Everyone except Bonds. As Bell took the witness stand, Bonds’s eyes were fixed on the defense table in Courtroom 10 of the Phillip Burton Federal Building. He knew what was coming.
For more than a decade, baseball and its fans have had to confront certain aspects of the sport’s steroids scandal: the unfair advantage gained by players who were using the drugs; the skepticism that baseball’s drug-testing policy was meaningfully set up to catch anyone; the tainted careers that have left likely Hall of Famers consigned to ignominy instead.
But on Monday, the public was introduced to what prosecutors insist is another side of the scandal: the physical toll of taking steroids, in effect what the athletes who used them were willing to do to their own bodies in pursuit of an advantage, real or imagined.
It was not pretty.
“He developed acne on his upper shoulders and back; his hair was falling out quickly, and he ended shaving it all off,” Bell testified of Bonds as the jury sat to her left, rapt.
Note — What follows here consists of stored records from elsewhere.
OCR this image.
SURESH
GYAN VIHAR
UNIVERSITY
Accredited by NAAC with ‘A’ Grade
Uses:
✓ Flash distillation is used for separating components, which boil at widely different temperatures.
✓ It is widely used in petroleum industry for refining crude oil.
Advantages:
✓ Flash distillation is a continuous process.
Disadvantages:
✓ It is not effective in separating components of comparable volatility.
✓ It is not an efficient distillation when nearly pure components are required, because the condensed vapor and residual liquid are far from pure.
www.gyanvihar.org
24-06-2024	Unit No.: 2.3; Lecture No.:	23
Then her voice grew so faint it was barely audible. “He changed sexually, in his testicles and performance and that.”
Between deep breaths and under unsparing questioning, Bell further testified: “The shape, size of his testicles were smaller, unusual, differently shaped.” Of Bonds, baseball’s official home run king, she testified that he had to resort to using “something” to resolve his trouble maintaining an erection.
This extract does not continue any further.